A Low Level Of Darunavir Resistance-Associated Mutation Emergence In Patients With Virological Failure During Long-Term Use Of Darunavir In People With Hiv. The Anrs Co3 Aquitaine Cohort

Background. Ritonavir-boosted darunavir (DRV/r) is a protease inhibitor (PI) indicated for the treatment of naive and pretreated HIV-infected patients since 2007. Our study aims to describe DRV/r-treated patients experiencing virological failure (VF) documented with HIV resistance testing.Methods. Data from patients belonging to the ANRS CO3 Aquitaine Cohort treated with a regimen including DRV/r be- tween February 2007 and December 2015 were analyzed. Baseline characteristics of patients experiencing VF (defined by 2 consecutive plasma viral loads >50 copies/mI,) were compared with those without VF. We then described factors associated with VF as emergence of IAS DRV resistance-associated mutations (RAMs).Results.

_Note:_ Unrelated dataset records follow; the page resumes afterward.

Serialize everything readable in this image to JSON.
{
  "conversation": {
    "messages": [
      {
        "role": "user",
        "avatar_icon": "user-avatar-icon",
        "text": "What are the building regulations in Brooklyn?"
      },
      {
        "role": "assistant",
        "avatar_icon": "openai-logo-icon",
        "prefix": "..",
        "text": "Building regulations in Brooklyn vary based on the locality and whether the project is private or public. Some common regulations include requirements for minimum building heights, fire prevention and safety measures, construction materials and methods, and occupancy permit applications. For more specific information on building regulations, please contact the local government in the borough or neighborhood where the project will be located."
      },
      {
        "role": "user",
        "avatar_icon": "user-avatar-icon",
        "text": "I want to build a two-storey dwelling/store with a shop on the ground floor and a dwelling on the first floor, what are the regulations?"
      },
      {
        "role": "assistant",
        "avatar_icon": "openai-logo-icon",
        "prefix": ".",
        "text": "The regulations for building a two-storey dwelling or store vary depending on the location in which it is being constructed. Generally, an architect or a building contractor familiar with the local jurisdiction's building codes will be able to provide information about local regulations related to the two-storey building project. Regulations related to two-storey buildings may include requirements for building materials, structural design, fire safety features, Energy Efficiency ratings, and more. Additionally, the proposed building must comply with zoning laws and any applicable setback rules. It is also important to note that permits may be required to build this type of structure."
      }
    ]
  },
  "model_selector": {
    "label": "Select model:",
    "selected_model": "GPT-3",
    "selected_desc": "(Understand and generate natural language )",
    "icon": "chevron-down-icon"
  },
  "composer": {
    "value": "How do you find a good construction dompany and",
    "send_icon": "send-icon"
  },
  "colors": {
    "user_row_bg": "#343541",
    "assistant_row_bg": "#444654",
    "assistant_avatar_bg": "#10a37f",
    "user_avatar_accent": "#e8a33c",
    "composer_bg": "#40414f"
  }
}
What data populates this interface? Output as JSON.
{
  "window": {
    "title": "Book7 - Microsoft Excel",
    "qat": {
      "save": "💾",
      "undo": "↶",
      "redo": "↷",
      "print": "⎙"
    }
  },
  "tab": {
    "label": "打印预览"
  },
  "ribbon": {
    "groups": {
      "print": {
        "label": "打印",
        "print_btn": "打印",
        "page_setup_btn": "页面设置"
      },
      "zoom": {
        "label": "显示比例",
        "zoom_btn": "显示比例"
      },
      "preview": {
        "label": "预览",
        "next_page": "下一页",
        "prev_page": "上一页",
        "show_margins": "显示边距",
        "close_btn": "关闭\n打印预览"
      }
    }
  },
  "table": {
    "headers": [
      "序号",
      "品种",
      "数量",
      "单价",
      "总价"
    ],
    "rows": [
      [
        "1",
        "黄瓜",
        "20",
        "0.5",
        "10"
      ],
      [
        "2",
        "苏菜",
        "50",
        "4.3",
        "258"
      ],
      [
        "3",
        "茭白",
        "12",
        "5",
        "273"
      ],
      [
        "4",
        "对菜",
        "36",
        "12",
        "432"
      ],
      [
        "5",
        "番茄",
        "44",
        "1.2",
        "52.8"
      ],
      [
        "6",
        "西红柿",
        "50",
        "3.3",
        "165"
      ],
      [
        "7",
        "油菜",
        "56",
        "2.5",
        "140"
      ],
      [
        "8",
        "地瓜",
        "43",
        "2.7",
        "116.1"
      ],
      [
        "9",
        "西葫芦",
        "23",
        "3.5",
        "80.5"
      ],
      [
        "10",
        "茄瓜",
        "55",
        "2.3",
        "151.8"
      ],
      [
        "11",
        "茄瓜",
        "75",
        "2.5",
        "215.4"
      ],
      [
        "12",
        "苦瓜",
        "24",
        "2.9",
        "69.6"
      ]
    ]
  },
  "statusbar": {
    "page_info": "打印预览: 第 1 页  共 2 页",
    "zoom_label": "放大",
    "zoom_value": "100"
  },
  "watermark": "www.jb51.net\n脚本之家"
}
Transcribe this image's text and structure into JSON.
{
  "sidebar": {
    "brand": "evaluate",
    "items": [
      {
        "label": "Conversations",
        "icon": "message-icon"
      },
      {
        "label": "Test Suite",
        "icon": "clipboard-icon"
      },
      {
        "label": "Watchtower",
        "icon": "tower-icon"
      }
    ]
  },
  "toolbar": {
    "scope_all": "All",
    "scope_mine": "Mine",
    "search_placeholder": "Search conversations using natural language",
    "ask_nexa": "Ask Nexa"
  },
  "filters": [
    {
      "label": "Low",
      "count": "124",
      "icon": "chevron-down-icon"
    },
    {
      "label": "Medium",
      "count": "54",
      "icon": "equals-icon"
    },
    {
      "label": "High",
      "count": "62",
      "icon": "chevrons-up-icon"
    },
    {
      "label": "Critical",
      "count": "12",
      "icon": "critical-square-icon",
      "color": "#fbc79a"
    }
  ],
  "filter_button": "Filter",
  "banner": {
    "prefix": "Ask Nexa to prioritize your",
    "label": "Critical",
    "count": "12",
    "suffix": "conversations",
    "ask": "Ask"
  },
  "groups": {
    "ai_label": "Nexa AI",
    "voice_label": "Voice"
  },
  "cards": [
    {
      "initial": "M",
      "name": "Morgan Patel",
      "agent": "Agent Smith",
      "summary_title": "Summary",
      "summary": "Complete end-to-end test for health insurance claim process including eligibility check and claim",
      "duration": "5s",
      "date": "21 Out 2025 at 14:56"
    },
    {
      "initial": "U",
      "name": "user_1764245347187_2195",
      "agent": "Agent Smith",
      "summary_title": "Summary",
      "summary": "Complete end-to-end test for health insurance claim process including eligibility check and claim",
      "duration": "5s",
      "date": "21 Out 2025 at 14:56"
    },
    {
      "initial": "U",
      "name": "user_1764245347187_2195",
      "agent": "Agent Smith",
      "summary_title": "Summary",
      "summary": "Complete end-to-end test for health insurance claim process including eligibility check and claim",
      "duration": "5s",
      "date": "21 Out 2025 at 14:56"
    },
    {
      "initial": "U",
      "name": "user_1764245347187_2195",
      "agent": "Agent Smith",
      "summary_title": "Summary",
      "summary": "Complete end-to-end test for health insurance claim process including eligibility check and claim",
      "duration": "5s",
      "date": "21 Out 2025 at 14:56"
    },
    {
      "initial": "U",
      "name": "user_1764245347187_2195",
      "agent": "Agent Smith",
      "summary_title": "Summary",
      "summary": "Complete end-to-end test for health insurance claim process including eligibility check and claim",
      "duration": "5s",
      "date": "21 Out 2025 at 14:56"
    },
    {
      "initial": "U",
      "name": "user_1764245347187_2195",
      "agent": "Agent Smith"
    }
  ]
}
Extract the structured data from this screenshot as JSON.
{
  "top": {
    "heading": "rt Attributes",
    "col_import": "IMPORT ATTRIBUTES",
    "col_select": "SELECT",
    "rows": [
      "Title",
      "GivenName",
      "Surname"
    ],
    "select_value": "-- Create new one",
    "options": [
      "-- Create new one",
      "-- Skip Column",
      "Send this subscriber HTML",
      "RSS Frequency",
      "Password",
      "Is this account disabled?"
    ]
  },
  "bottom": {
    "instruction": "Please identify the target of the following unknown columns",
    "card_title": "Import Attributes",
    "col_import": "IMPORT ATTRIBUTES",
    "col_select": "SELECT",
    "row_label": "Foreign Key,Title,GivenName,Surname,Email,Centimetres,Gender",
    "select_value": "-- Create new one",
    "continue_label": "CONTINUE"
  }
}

Among the 1458 patients treated at least once with a DRV/r-based regimen, 270 (18.5%) patients experienced VF during follow-up, including 240 with at least 1 genotype resistance test (GRT). DRV RAMs were detected in 29 patients (12%). Among them, 25/29 patients had >= 2 DRV RAMs before DRV/r initiation, all of whom had experienced VF during previous PI treatments. For 18/29, DRV/r was maintained after VF, and controlled viremia was restored after modification of DRV-associated antiretroviral molecules or increased DRV dose. Finally, only 6/29 patients selected new DRV RAMs after DRV/r initiation. All of these experienced previous VFs while on other Pls.Conclusions. These results highlight the efficacy and robustness of DRV/r, as the emergence of DRV RAMs appeared in <0.4% of patients receiving a DRV/r-based regimen in our large cohort.